O portal de notícias Subrayado informou que a greve, inicialmente planejada para 24 horas, é um protesto contra a falta de progresso nos Conselhos Salariais e na negociação de um salário mínimo.
O sindicato exige que os trabalhadores recebam pelo menos 13 dias de salário por mês. Atualmente, eles possuem um sistema de pagamento escalonado, mas alegam que é insuficiente e não lhes traz benefícios.
“O sistema escalonado estava funcionando, mas o problema é que as empresas encontraram uma maneira de evitar sua implementação adequada. Isso impediu que as pessoas obtivessem seguro saúde e acesso à previdência social”, argumentou García.
Ele ressaltou que, apesar das propostas dos trabalhadores, os empregadores não responderam.
“Nem o menor progresso por parte das empresas para sequer iniciar uma discussão ou avançar com qualquer tipo de negociação.” A última reunião, mediada pelo Ministério do Trabalho e da Previdência Social, ocorreu na sexta-feira, mas não atendeu às reivindicações do sindicato.
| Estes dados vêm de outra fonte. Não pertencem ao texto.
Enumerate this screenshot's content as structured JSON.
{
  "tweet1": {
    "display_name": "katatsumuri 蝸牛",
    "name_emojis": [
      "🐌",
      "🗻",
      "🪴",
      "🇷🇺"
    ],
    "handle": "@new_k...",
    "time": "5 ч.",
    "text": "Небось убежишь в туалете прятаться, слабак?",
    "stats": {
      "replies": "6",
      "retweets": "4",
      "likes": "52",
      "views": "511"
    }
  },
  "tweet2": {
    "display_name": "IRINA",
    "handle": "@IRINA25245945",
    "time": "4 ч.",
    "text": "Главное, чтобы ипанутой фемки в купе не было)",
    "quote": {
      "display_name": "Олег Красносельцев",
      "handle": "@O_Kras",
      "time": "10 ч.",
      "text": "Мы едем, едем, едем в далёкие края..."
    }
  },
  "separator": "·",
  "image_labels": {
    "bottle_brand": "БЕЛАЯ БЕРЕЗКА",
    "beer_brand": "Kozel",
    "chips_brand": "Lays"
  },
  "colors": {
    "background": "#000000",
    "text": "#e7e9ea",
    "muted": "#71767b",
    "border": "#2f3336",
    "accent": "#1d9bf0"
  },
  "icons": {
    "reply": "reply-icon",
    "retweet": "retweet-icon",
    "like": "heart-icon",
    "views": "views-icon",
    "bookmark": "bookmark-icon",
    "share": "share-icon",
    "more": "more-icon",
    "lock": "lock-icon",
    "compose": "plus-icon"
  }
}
A TCP é operada pela multinacional belga Katoen Natie. Ela detém uma concessão no porto de Montevidéu até 2081, por meio da qual possui 80% das ações do principal terminal de contêineres do país.
Os 20% restantes, uma participação minoritária, pertencem à Administração Nacional de Portos, que representa o Estado uruguaio.
A concessão à Katoen Natie foi outorgada pelo governo do presidente Luis Lacalle Pou e comprometeu a operadora portuária a implementar um processo de investimento que aumentasse significativamente sua capacidade.